Cardinal Raymond Leo Burke, who presided over a traditional Latin Mass at St. Peter’s Basilica last week where 97-year-old Cardinal Ernest Simoni delivered a prayer of exorcism, stated that the action underscored “the forces of evil are on a rampage in the world, even within the Church itself.” The decision to include the rite followed recent desecrations at the Vatican City basilica, Burke revealed.

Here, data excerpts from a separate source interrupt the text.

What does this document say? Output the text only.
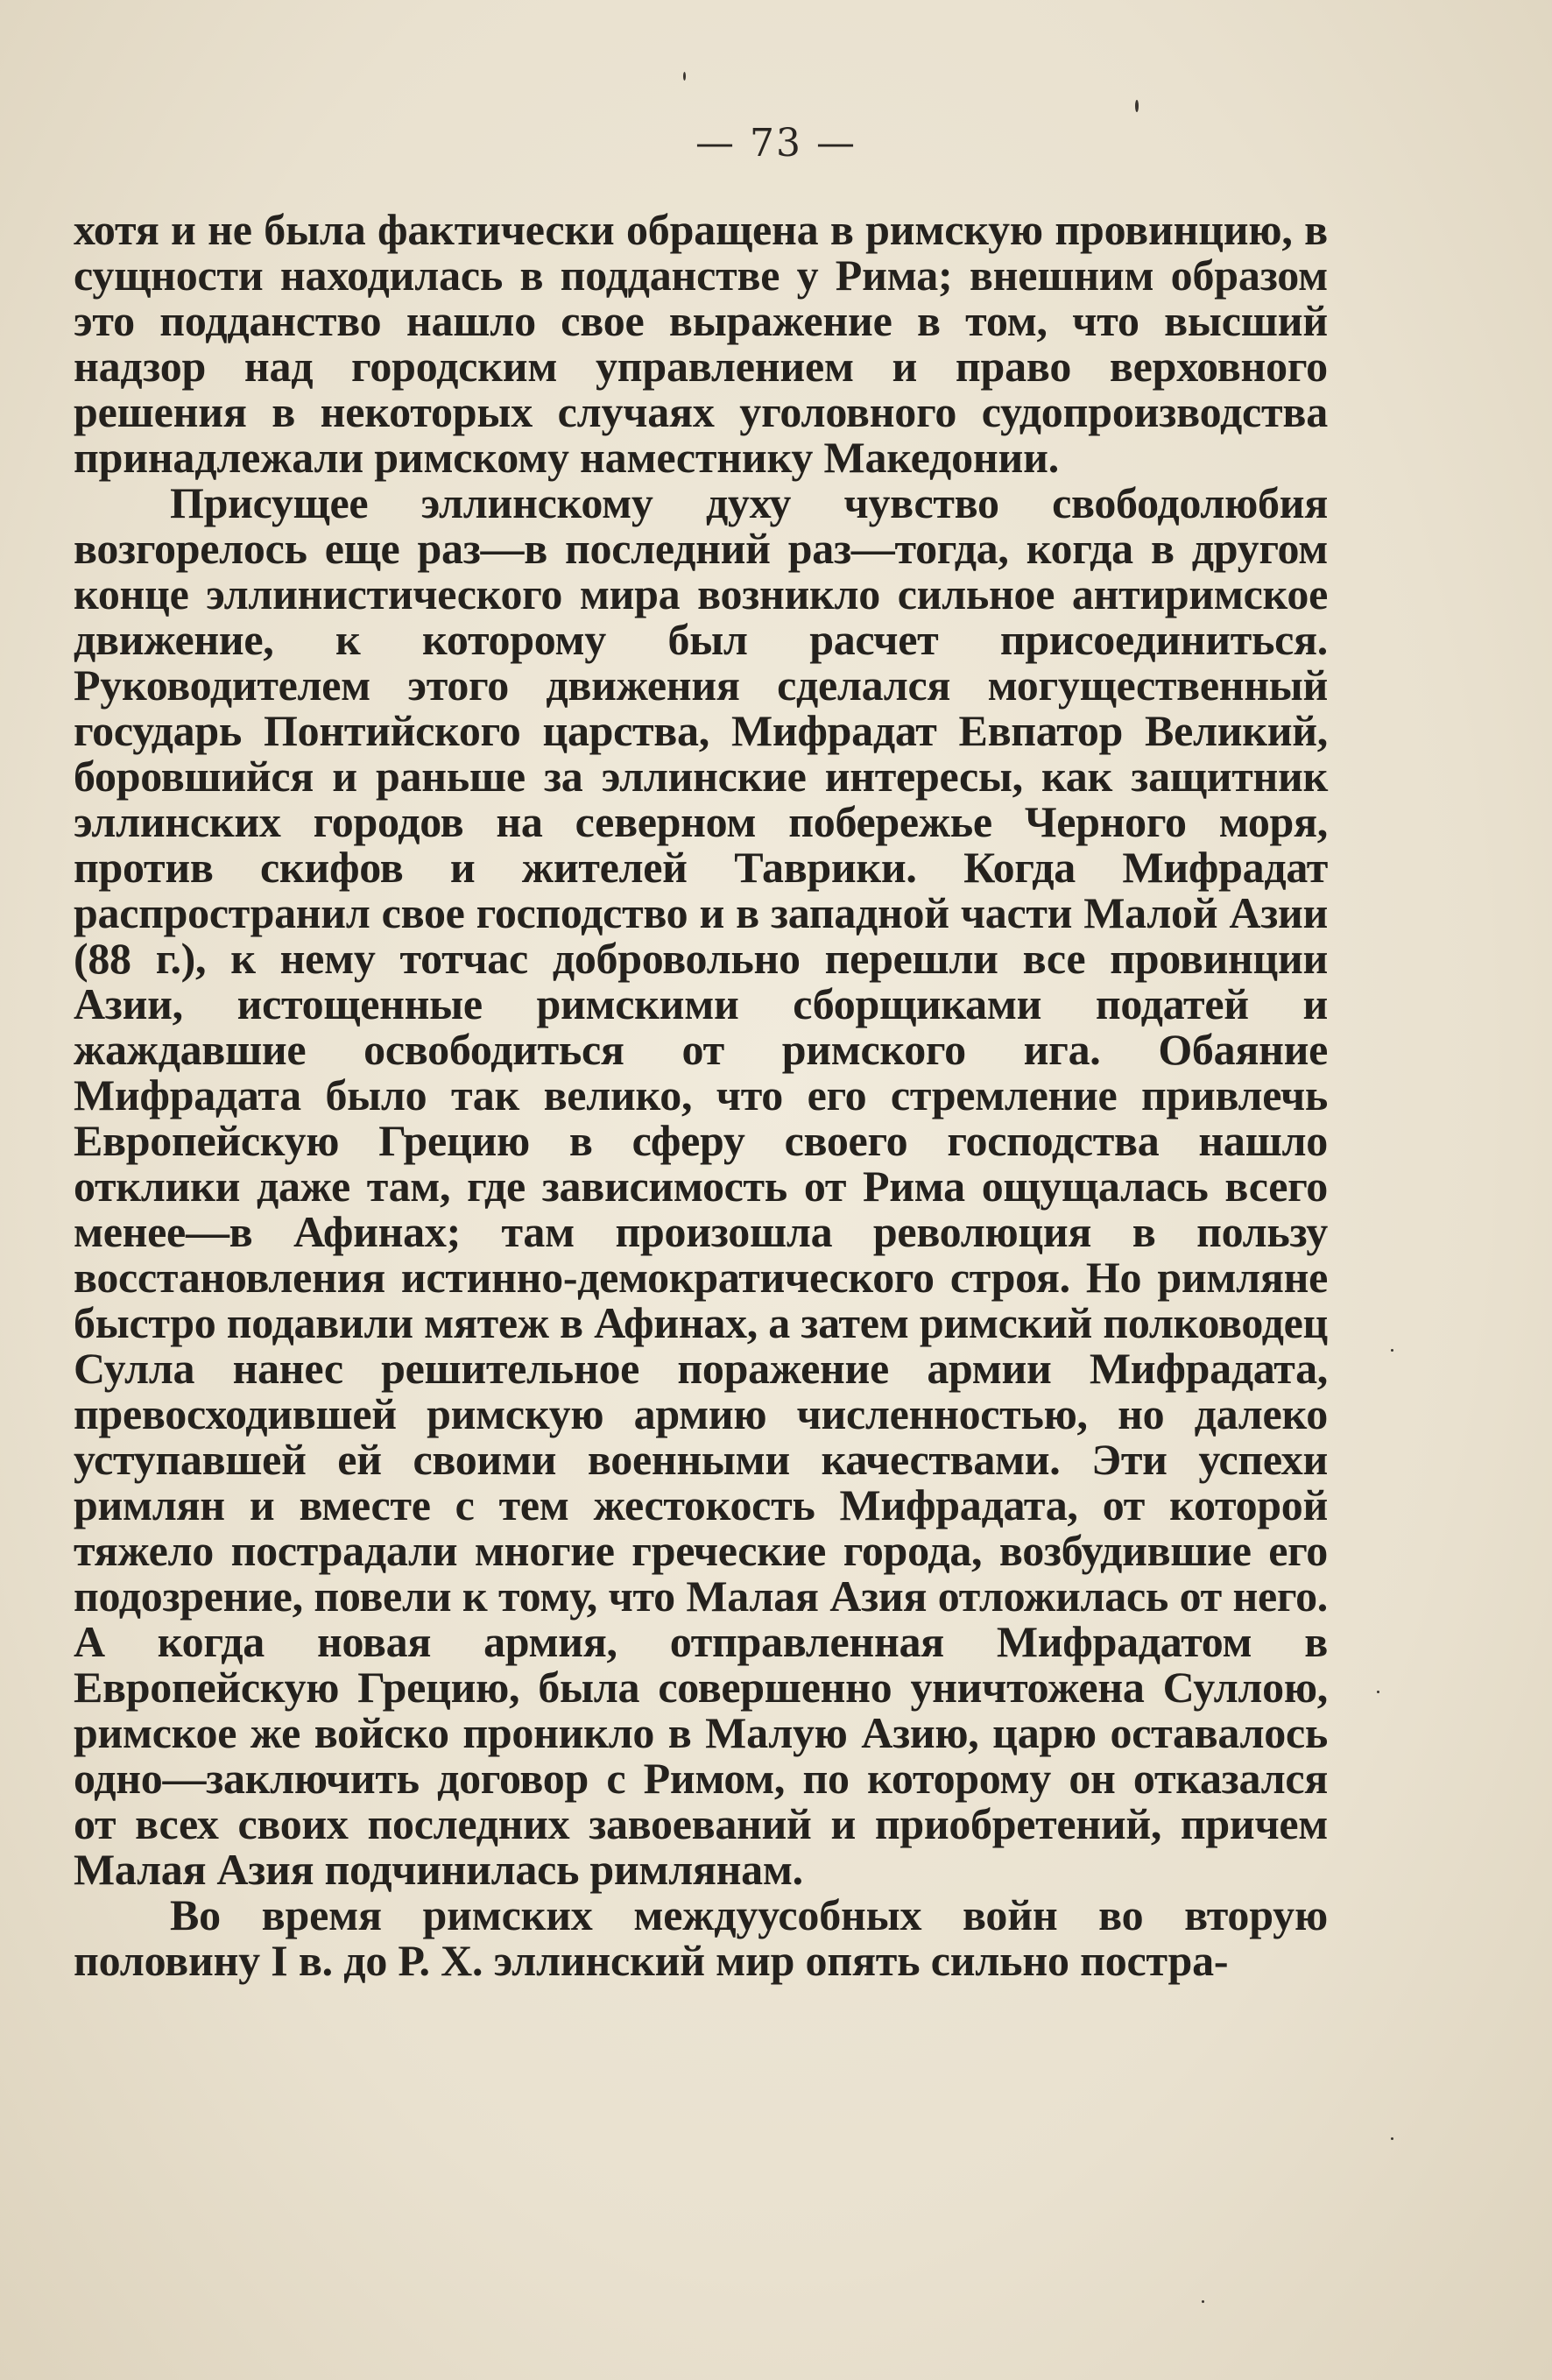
— 73 —

хотя и не была фактически обращена в римскую провинцию, в сущности находилась в подданстве у Рима; внешним образом это подданство нашло свое выражение в том, что высший надзор над городским управлением и право верховного решения в некоторых случаях уголовного судопроизводства принадлежали римскому наместнику Македонии.

Присущее эллинскому духу чувство свободолюбия возгорелось еще раз—в последний раз—тогда, когда в другом конце эллинистического мира возникло сильное антиримское движение, к которому был расчет присоединиться. Руководителем этого движения сделался могущественный государь Понтийского царства, Мифрадат Евпатор Великий, боровшийся и раньше за эллинские интересы, как защитник эллинских городов на северном побережье Черного моря, против скифов и жителей Таврики. Когда Мифрадат распространил свое господство и в западной части Малой Азии (88 г.), к нему тотчас добровольно перешли все провинции Азии, истощенные римскими сборщиками податей и жаждавшие освободиться от римского ига. Обаяние Мифрадата было так велико, что его стремление привлечь Европейскую Грецию в сферу своего господства нашло отклики даже там, где зависимость от Рима ощущалась всего менее—в Афинах; там произошла революция в пользу восстановления истинно-демократического строя. Но римляне быстро подавили мятеж в Афинах, а затем римский полководец Сулла нанес решительное поражение армии Мифрадата, превосходившей римскую армию численностью, но далеко уступавшей ей своими военными качествами. Эти успехи римлян и вместе с тем жестокость Мифрадата, от которой тяжело пострадали многие греческие города, возбудившие его подозрение, повели к тому, что Малая Азия отложилась от него. А когда новая армия, отправленная Мифрадатом в Европейскую Грецию, была совершенно уничтожена Суллою, римское же войско проникло в Малую Азию, царю оставалось одно—заключить договор с Римом, по которому он отказался от всех своих последних завоеваний и приобретений, причем Малая Азия подчинилась римлянам.

Во время римских междуусобных войн во вторую половину I в. до Р. Х. эллинский мир опять сильно постра-
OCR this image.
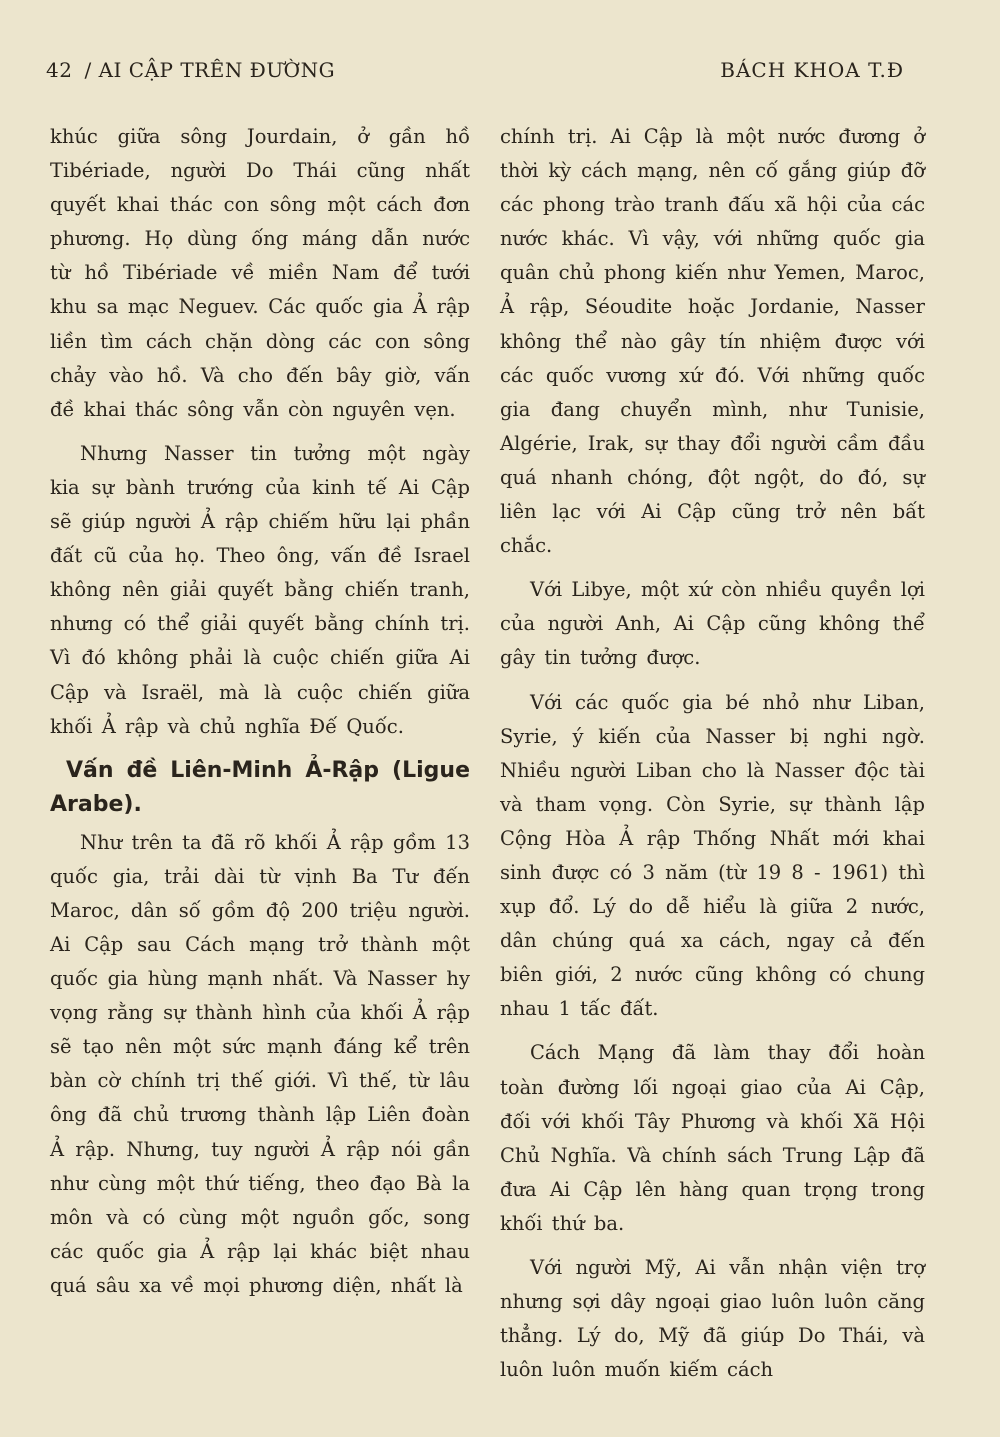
42 / AI CẬP TRÊN ĐƯỜNG	BÁCH KHOA T.Đ

khúc giữa sông Jourdain, ở gần hồ Tibériade, người Do Thái cũng nhất quyết khai thác con sông một cách đơn phương. Họ dùng ống máng dẫn nước từ hồ Tibériade về miền Nam để tưới khu sa mạc Neguev. Các quốc gia Ả rập liền tìm cách chặn dòng các con sông chảy vào hồ. Và cho đến bây giờ, vấn đề khai thác sông vẫn còn nguyên vẹn.

Nhưng Nasser tin tưởng một ngày kia sự bành trướng của kinh tế Ai Cập sẽ giúp người Ả rập chiếm hữu lại phần đất cũ của họ. Theo ông, vấn đề Israel không nên giải quyết bằng chiến tranh, nhưng có thể giải quyết bằng chính trị. Vì đó không phải là cuộc chiến giữa Ai Cập và Israël, mà là cuộc chiến giữa khối Ả rập và chủ nghĩa Đế Quốc.

Vấn đề Liên-Minh Ả-Rập (Ligue Arabe).

Như trên ta đã rõ khối Ả rập gồm 13 quốc gia, trải dài từ vịnh Ba Tư đến Maroc, dân số gồm độ 200 triệu người. Ai Cập sau Cách mạng trở thành một quốc gia hùng mạnh nhất. Và Nasser hy vọng rằng sự thành hình của khối Ả rập sẽ tạo nên một sức mạnh đáng kể trên bàn cờ chính trị thế giới. Vì thế, từ lâu ông đã chủ trương thành lập Liên đoàn Ả rập. Nhưng, tuy người Ả rập nói gần như cùng một thứ tiếng, theo đạo Bà la môn và có cùng một nguồn gốc, song các quốc gia Ả rập lại khác biệt nhau quá sâu xa về mọi phương diện, nhất là

chính trị. Ai Cập là một nước đương ở thời kỳ cách mạng, nên cố gắng giúp đỡ các phong trào tranh đấu xã hội của các nước khác. Vì vậy, với những quốc gia quân chủ phong kiến như Yemen, Maroc, Ả rập, Séoudite hoặc Jordanie, Nasser không thể nào gây tín nhiệm được với các quốc vương xứ đó. Với những quốc gia đang chuyển mình, như Tunisie, Algérie, Irak, sự thay đổi người cầm đầu quá nhanh chóng, đột ngột, do đó, sự liên lạc với Ai Cập cũng trở nên bất chắc.

Với Libye, một xứ còn nhiều quyền lợi của người Anh, Ai Cập cũng không thể gây tin tưởng được.

Với các quốc gia bé nhỏ như Liban, Syrie, ý kiến của Nasser bị nghi ngờ. Nhiều người Liban cho là Nasser độc tài và tham vọng. Còn Syrie, sự thành lập Cộng Hòa Ả rập Thống Nhất mới khai sinh được có 3 năm (từ 19 8 - 1961) thì xụp đổ. Lý do dễ hiểu là giữa 2 nước, dân chúng quá xa cách, ngay cả đến biên giới, 2 nước cũng không có chung nhau 1 tấc đất.

Cách Mạng đã làm thay đổi hoàn toàn đường lối ngoại giao của Ai Cập, đối với khối Tây Phương và khối Xã Hội Chủ Nghĩa. Và chính sách Trung Lập đã đưa Ai Cập lên hàng quan trọng trong khối thứ ba.

Với người Mỹ, Ai vẫn nhận viện trợ nhưng sợi dây ngoại giao luôn luôn căng thẳng. Lý do, Mỹ đã giúp Do Thái, và luôn luôn muốn kiếm cách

Cardinal Simoni, known as the “living martyr of Albania” for surviving decades of persecution under communist rule, requested permission to recite Pope Leo XIII’s 1884 “Exorcism Against Satan and the Apostate Angels.” Burke emphasized that the prayer serves as a means to combat “the forces of evil” through the power of Christ. He noted two separate desecrations of the basilica’s high altar by different individuals in a short span, stressing the need for prayers to expel “any influence of Satan” from such a sacred site.
Simoni, born in 1928 in Albania, endured persecution under a communist regime that outlawed Christianity. Arrested in 1963 for celebrating Mass for the repose of assassinated President John Fitzgerald Kennedy, he was initially sentenced to death before the penalty was reduced to 25 years of hard labor. Burke described Simoni as “a most saintly man, a confessor of the faith, and a seasoned exorcist,” whose prayer resonated amid modern turmoil.
The Mass and prayer of exorcism coincided with Burke’s advocacy for the canonization of Blessed Bartolo Longo, a 19th-century Italian lawyer who transitioned from Satanism to faith and founded the Shrine of Our Lady of the Rosary in Pompeii. Vatican observers have highlighted Longo’s cause as relevant amid rising interest in exorcism and spiritual healing within Catholic practice.
Burke warned that disbelief in evil only amplifies its presence, citing “the violence, the destruction, the Satanism itself” as evidence of active malevolent forces. He asserted that the faithful are not powerless, invoking St. Michael the Archangel’s promised victory in the Book of Revelation. “We have the help of our Lord himself and his messengers — the good angels,” Burke said, adding that “St. Michael will have the victory in the end” in the battle between evil and good.